Несколько лет в деревне - Николай Гарин-Михайловский
Шрифт:
Интервал:
Закладка:
– К тебе побегли все до единого, – сказал староста, – всю ночь промаялись.
– Откуда же загорелось?
– От соломы пошло, с кирпичного завода.
– Лифан Иванович, по-твоему, какая причина? – спросил я.
– Надо быть от кирпичников грех: выпивши с вечера-то были.
– А они что говорят?
– Знамо, – что, отпираются.
Позвал я кирпичников. Путаются, ничего не добьёшься.
– Да говорите толком, – искать не стану.
– Господь его знает, может, и от нас грех.
– Так бы давно, – облегчённо заговорила толпа. – Развязали грех – и ладно. А то и нам неловко, и барину быдто сумнительно.
– Мне-то, положим, не сомнительно, – ответил я, – я и минуты не погрешил, чтобы подумать на кого-нибудь. Просто несчастный случай – и конец. Ступайте с Богом и не сомневайтесь.
Всё ж таки какое-то неясное, неприятное чувство осталось в душе. Мы с женой порешили, что был несчастный случай; всякому я рот зажимал с первых же слов, говоря, что это несчастный случай, а, всё-таки, на душе было неприятно.
Сгорело тысяч на 10.
Я ничего не страховал. Происходило это, главным образом, по беспечности русской натуры: «авось не сгорит». Но после пожара мельницы я уже не мог заставить себя что-нибудь застраховать по другой причине: мне казалось, что застрахуйся я теперь, я показал бы этим и себе, и окружающим недоверие к моим мужикам. Конечно, это было высоко непрактично с моей стороны, но побороть этого я не мог в себе. Во всех отношениях к крестьянам я стремился к тому, чтобы вызвать с их стороны доверие к себе, а для этого и сам старался показывать им полное доверие. Страховка же, по моему мнению, шла бы в разрез со всем моим образом действий.
На замечание одного князевца, зачем я не застрахуюсь, я ответил:
– И не думаю. Стану я вас перед чужими деревнями срамить! Чтобы сказали: «князевский барин от своих страхуется»?
– Свои-то не сожгут. Странние…
– Ну, а странние-то и подавно не сожгут, – отвечал я.

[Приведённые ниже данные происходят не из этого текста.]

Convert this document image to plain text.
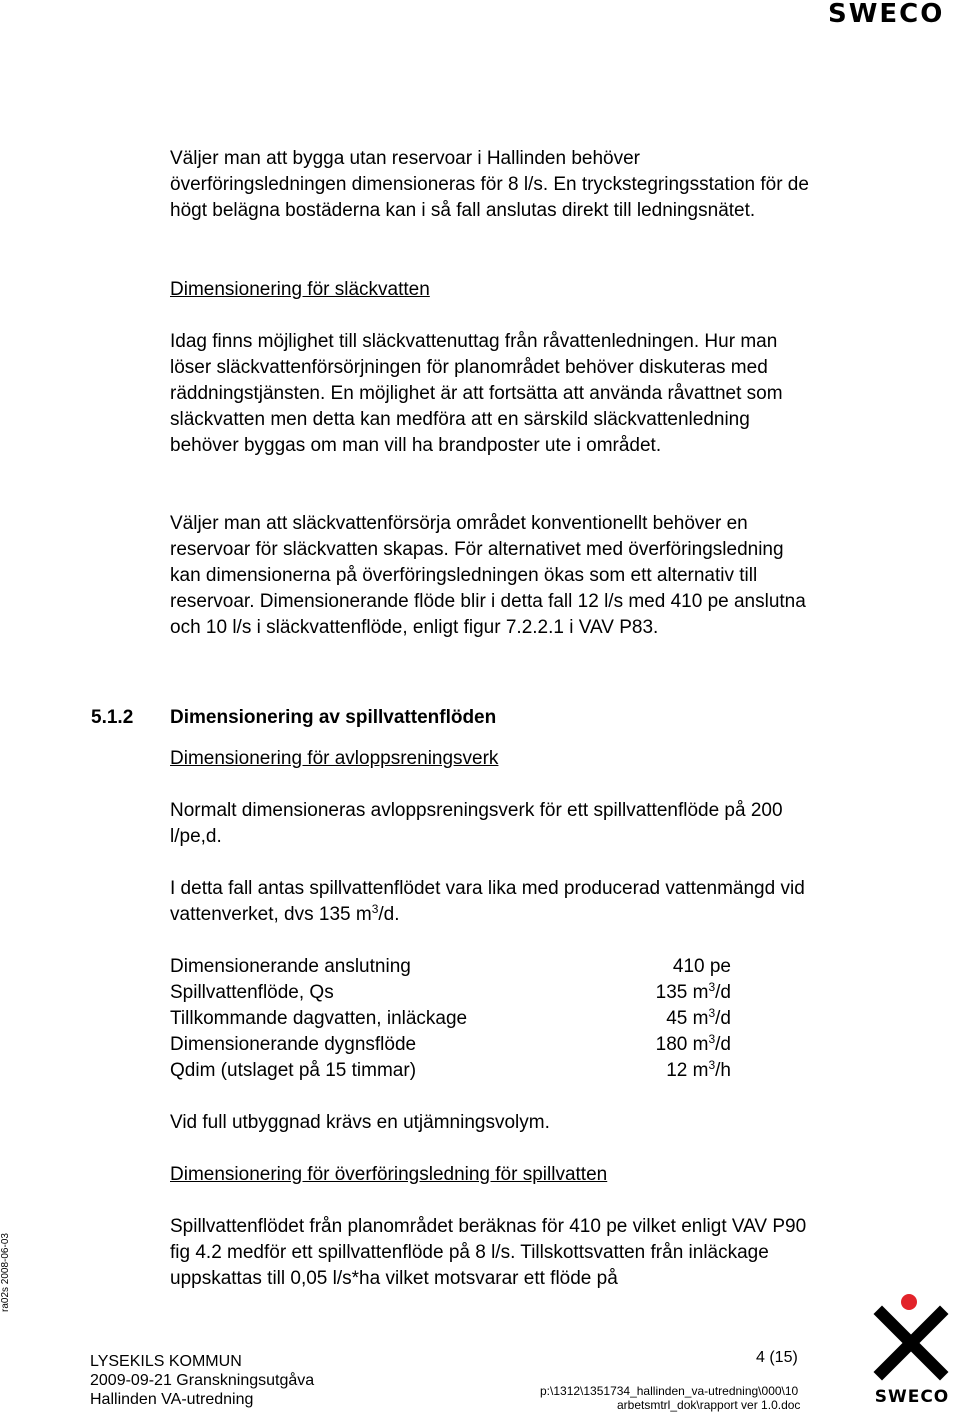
SWECO

Väljer man att bygga utan reservoar i Hallinden behöver överföringsledningen dimensioneras för 8 l/s. En tryckstegringsstation för de högt belägna bostäderna kan i så fall anslutas direkt till ledningsnätet.

Dimensionering för släckvatten

Idag finns möjlighet till släckvattenuttag från råvattenledningen. Hur man löser släckvattenförsörjningen för planområdet behöver diskuteras med räddningstjänsten. En möjlighet är att fortsätta att använda råvattnet som släckvatten men detta kan medföra att en särskild släckvattenledning behöver byggas om man vill ha brandposter ute i området.

Väljer man att släckvattenförsörja området konventionellt behöver en reservoar för släckvatten skapas. För alternativet med överföringsledning kan dimensionerna på överföringsledningen ökas som ett alternativ till reservoar. Dimensionerande flöde blir i detta fall 12 l/s med 410 pe anslutna och 10 l/s i släckvattenflöde, enligt figur 7.2.2.1 i VAV P83.

5.1.2 Dimensionering av spillvattenflöden

Dimensionering för avloppsreningsverk

Normalt dimensioneras avloppsreningsverk för ett spillvattenflöde på 200 l/pe,d.

I detta fall antas spillvattenflödet vara lika med producerad vattenmängd vid vattenverket, dvs 135 $m^3/d$.

Dimensionerande anslutning	410 pe
Spillvattenflöde, Qs	135 $m^3/d$
Tillkommande dagvatten, inläckage	45 $m^3/d$
Dimensionerande dygnsflöde	180 $m^3/d$
Qdim (utslaget på 15 timmar)	12 $m^3/h$

Vid full utbyggnad krävs en utjämningsvolym.

Dimensionering för överföringsledning för spillvatten

Spillvattenflödet från planområdet beräknas för 410 pe vilket enligt VAV P90 fig 4.2 medför ett spillvattenflöde på 8 l/s. Tillskottsvatten från inläckage uppskattas till 0,05 l/s*ha vilket motsvarar ett flöde på

ra02s 2008-06-03
LYSEKILS KOMMUN
2009-09-21 Granskningsutgåva
Hallinden VA-utredning
4 (15)
p:\1312\1351734_hallinden_va-utredning\000\10
arbetsmtrl_dok\rapport ver 1.0.doc	SWECO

Мало-помалу всё пошло своим чередом.
Крестьяне, получив прибавку за проданный зимою хлеб, повеселели и довольно охотно вспахали пар без предполагавшихся урезок. Пришла уборка, наступила молотьба. У крестьян был плохой урожай. У меня, благодаря перепаханной земле, хлеб был выдающийся. Немцы – и те удивлялись. Пришлось строить новые амбары, так как старых не хватало.
– Эх, и хлеб же Господь тебе задал нынче! Как только совершит, – говорили крестьяне.

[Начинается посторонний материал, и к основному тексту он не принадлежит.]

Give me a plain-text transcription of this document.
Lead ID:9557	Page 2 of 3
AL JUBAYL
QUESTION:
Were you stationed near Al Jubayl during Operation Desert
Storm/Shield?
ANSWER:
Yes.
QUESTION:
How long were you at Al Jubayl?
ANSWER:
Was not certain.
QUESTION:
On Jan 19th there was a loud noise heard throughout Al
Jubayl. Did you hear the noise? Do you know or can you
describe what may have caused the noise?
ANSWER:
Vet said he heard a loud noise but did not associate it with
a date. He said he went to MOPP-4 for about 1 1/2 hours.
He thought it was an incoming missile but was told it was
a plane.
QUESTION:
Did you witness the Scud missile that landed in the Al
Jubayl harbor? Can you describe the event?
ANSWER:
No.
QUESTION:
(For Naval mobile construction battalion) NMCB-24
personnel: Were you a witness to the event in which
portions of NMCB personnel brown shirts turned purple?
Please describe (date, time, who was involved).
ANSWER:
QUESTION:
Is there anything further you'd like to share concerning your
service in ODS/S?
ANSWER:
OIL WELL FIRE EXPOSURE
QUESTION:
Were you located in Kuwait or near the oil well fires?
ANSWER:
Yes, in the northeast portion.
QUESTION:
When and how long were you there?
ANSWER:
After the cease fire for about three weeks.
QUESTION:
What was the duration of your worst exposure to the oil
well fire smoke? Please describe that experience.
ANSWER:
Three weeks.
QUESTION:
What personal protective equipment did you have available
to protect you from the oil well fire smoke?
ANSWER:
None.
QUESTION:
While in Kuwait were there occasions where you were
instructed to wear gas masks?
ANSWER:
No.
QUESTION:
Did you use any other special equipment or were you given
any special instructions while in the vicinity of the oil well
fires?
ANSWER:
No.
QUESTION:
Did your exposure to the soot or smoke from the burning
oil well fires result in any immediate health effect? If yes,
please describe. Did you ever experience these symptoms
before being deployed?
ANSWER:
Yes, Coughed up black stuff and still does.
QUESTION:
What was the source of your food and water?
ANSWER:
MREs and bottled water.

– Да уж совершил, – почти в амбаре весь, – отвечал я.
Подсолнухи уродили до 200 пудов на десятину.
Я насеял их слишком сто десятин. Средняя рыночная цена за пуд была 1 р. 30 коп.
Пришлось для них выстроить громадный новый сарай и, за неимением другого материала, покрыть соломой. Чтобы было красивее, я покрыл его по малороссийскому способу. Каждый день, просыпаясь, я любовался в окно на мою красивую клуню, напоминавшую мне мою далёкую родину. Наконец, и последний воз подсолнухов был ссыпан. Всего вышло 18,000 пудов.

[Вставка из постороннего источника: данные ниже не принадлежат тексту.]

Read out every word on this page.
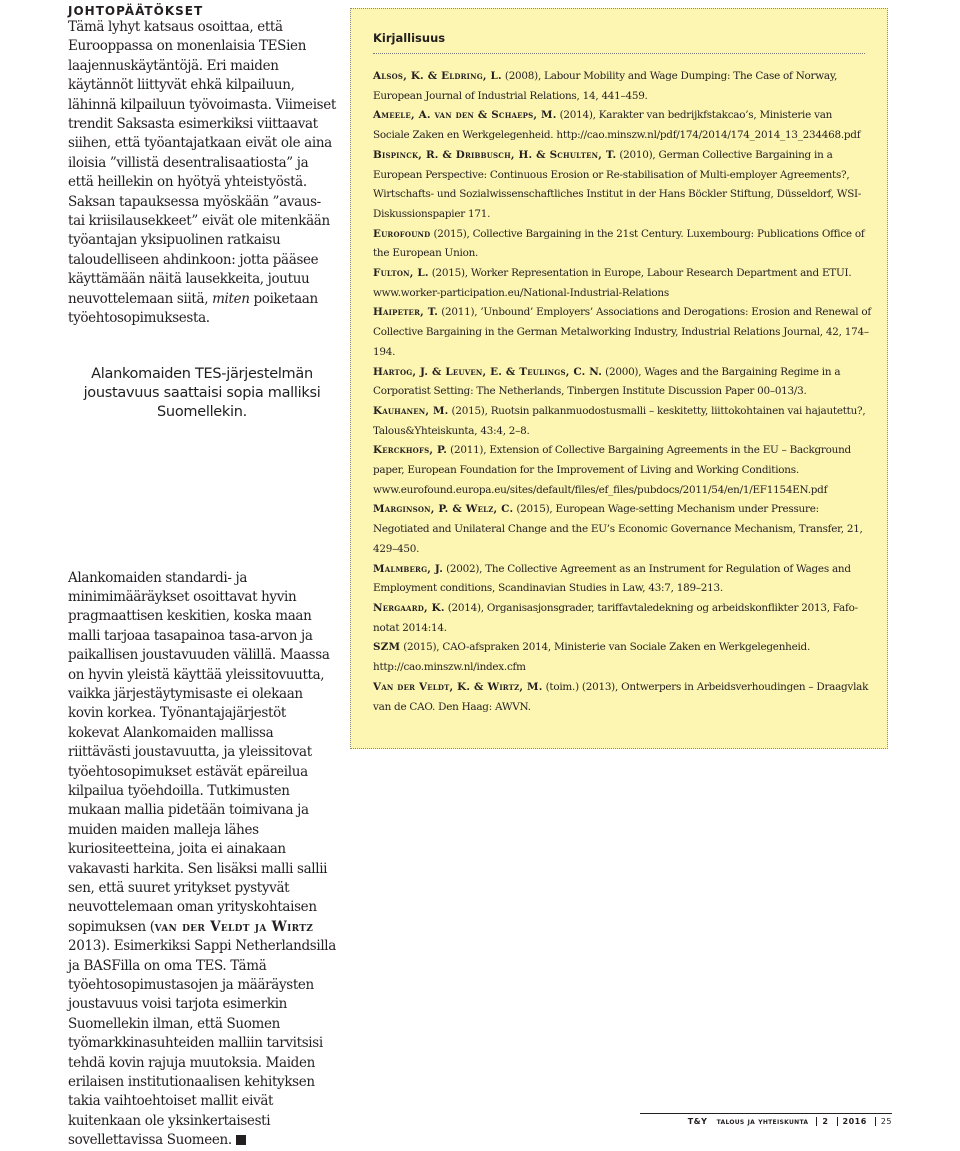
JOHTOPÄÄTÖKSET

Tämä lyhyt katsaus osoittaa, että Eurooppassa on monenlaisia TESien laajennuskäytäntöjä. Eri maiden käytännöt liittyvät ehkä kilpailuun, lähinnä kilpailuun työvoimasta. Viimeiset trendit Saksasta esimerkiksi viittaavat siihen, että työantajatkaan eivät ole aina iloisia ”villistä desentralisaatiosta” ja että heillekin on hyötyä yhteistyöstä. Saksan tapauksessa myöskään ”avaus- tai kriisilausekkeet” eivät ole mitenkään työantajan yksipuolinen ratkaisu taloudelliseen ahdinkoon: jotta pääsee käyttämään näitä lausekkeita, joutuu neuvottelemaan siitä, miten poiketaan työehtosopimuksesta.

Alankomaiden TES-järjestelmän joustavuus saattaisi sopia malliksi Suomellekin.

Alankomaiden standardi- ja minimimääräykset osoittavat hyvin pragmaattisen keskitien, koska maan malli tarjoaa tasapainoa tasa-arvon ja paikallisen joustavuuden välillä. Maassa on hyvin yleistä käyttää yleissitovuutta, vaikka järjestäytymisaste ei olekaan kovin korkea. Työnantajajärjestöt kokevat Alankomaiden mallissa riittävästi joustavuutta, ja yleissitovat työehtosopimukset estävät epäreilua kilpailua työehdoilla. Tutkimusten mukaan mallia pidetään toimivana ja muiden maiden malleja lähes kuriositeetteina, joita ei ainakaan vakavasti harkita. Sen lisäksi malli sallii sen, että suuret yritykset pystyvät neuvottelemaan oman yrityskohtaisen sopimuksen (van der Veldt ja Wirtz 2013). Esimerkiksi Sappi Netherlandsilla ja BASFilla on oma TES. Tämä työehtosopimustasojen ja määräysten joustavuus voisi tarjota esimerkin Suomellekin ilman, että Suomen työmarkkinasuhteiden malliin tarvitsisi tehdä kovin rajuja muutoksia. Maiden erilaisen institutionaalisen kehityksen takia vaihtoehtoiset mallit eivät kuitenkaan ole yksinkertaisesti sovellettavissa Suomeen.

Kirjallisuus

Alsos, K. & Eldring, L. (2008), Labour Mobility and Wage Dumping: The Case of Norway, European Journal of Industrial Relations, 14, 441–459.

Ameele, A. van den & Schaeps, M. (2014), Karakter van bedrijkfstakcao’s, Ministerie van Sociale Zaken en Werkgelegenheid. http://cao.minszw.nl/pdf/174/2014/174_2014_13_234468.pdf

Bispinck, R. & Dribbusch, H. & Schulten, T. (2010), German Collective Bargaining in a European Perspective: Continuous Erosion or Re-stabilisation of Multi-employer Agreements?, Wirtschafts- und Sozialwissenschaftliches Institut in der Hans Böckler Stiftung, Düsseldorf, WSI-Diskussionspapier 171.

Eurofound (2015), Collective Bargaining in the 21st Century. Luxembourg: Publications Office of the European Union.

Fulton, L. (2015), Worker Representation in Europe, Labour Research Department and ETUI. www.worker-participation.eu/National-Industrial-Relations

Haipeter, T. (2011), ’Unbound’ Employers’ Associations and Derogations: Erosion and Renewal of Collective Bargaining in the German Metalworking Industry, Industrial Relations Journal, 42, 174–194.

Hartog, J. & Leuven, E. & Teulings, C. N. (2000), Wages and the Bargaining Regime in a Corporatist Setting: The Netherlands, Tinbergen Institute Discussion Paper 00–013/3.

Kauhanen, M. (2015), Ruotsin palkanmuodostusmalli – keskitetty, liittokohtainen vai hajautettu?, Talous&Yhteiskunta, 43:4, 2–8.

Kerckhofs, P. (2011), Extension of Collective Bargaining Agreements in the EU – Background paper, European Foundation for the Improvement of Living and Working Conditions. www.eurofound.europa.eu/sites/default/files/ef_files/pubdocs/2011/54/en/1/EF1154EN.pdf

Marginson, P. & Welz, C. (2015), European Wage-setting Mechanism under Pressure: Negotiated and Unilateral Change and the EU’s Economic Governance Mechanism, Transfer, 21, 429–450.

Malmberg, J. (2002), The Collective Agreement as an Instrument for Regulation of Wages and Employment conditions, Scandinavian Studies in Law, 43:7, 189–213.

Nergaard, K. (2014), Organisasjonsgrader, tariffavtaledekning og arbeidskonflikter 2013, Fafo-notat 2014:14.

SZM (2015), CAO-afspraken 2014, Ministerie van Sociale Zaken en Werkgelegenheid. http://cao.minszw.nl/index.cfm

Van der Veldt, K. & Wirtz, M. (toim.) (2013), Ontwerpers in Arbeidsverhoudingen – Draagvlak van de CAO. Den Haag: AWVN.

T&Y talous ja yhteiskunta 2 2016 25
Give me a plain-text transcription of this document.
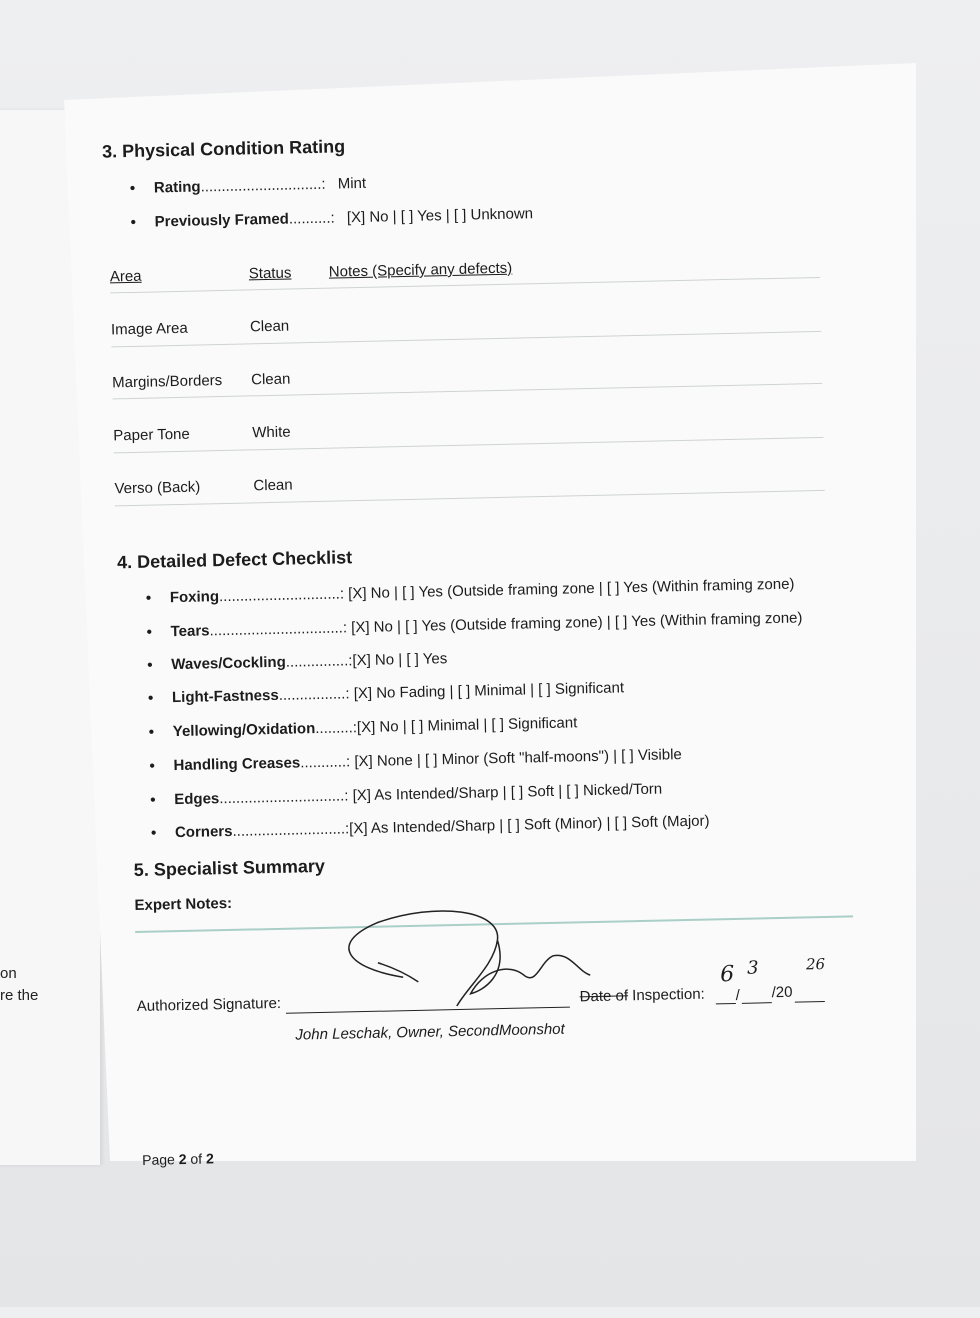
on
re the
3. Physical Condition Rating
• Rating.............................: Mint
• Previously Framed..........: [X] No | [ ] Yes | [ ] Unknown
Area	Status Notes (Specify any defects)
Image Area	Clean
Margins/Borders Clean
Paper Tone	White
Verso (Back)	Clean
4. Detailed Defect Checklist
• Foxing.............................: [X] No | [ ] Yes (Outside framing zone | [ ] Yes (Within framing zone)
• Tears................................: [X] No | [ ] Yes (Outside framing zone) | [ ] Yes (Within framing zone)
• Waves/Cockling...............:[X] No | [ ] Yes
• Light-Fastness................: [X] No Fading | [ ] Minimal | [ ] Significant
• Yellowing/Oxidation.........:[X] No | [ ] Minimal | [ ] Significant
• Handling Creases...........: [X] None | [ ] Minor (Soft "half-moons") | [ ] Visible
• Edges..............................: [X] As Intended/Sharp | [ ] Soft | [ ] Nicked/Torn
• Corners...........................:[X] As Intended/Sharp | [ ] Soft (Minor) | [ ] Soft (Major)
5. Specialist Summary
Expert Notes:
Authorized Signature:	Date of Inspection: / /20
6 3	26
John Leschak, Owner, SecondMoonshot
Page 2 of 2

Был день крестин моего сына и девятый день родов жены. По этому поводу мы устроили вечер, на который, кроме знакомых уже читателю соседей, приехал из города руководивший моим делом по наследству присяжный поверенный с женой. Вечер прошёл очень оживлённо.
Дело подходило к ужину. В столовой стучали тарелками. У Синицына с присяжным поверенным завязался оживлённый спор. Синицын доказывал, что Константинополь России необходим. Присяжный поверенный слушал и, вместо ответов, смеялся тихим, беззвучным смехом.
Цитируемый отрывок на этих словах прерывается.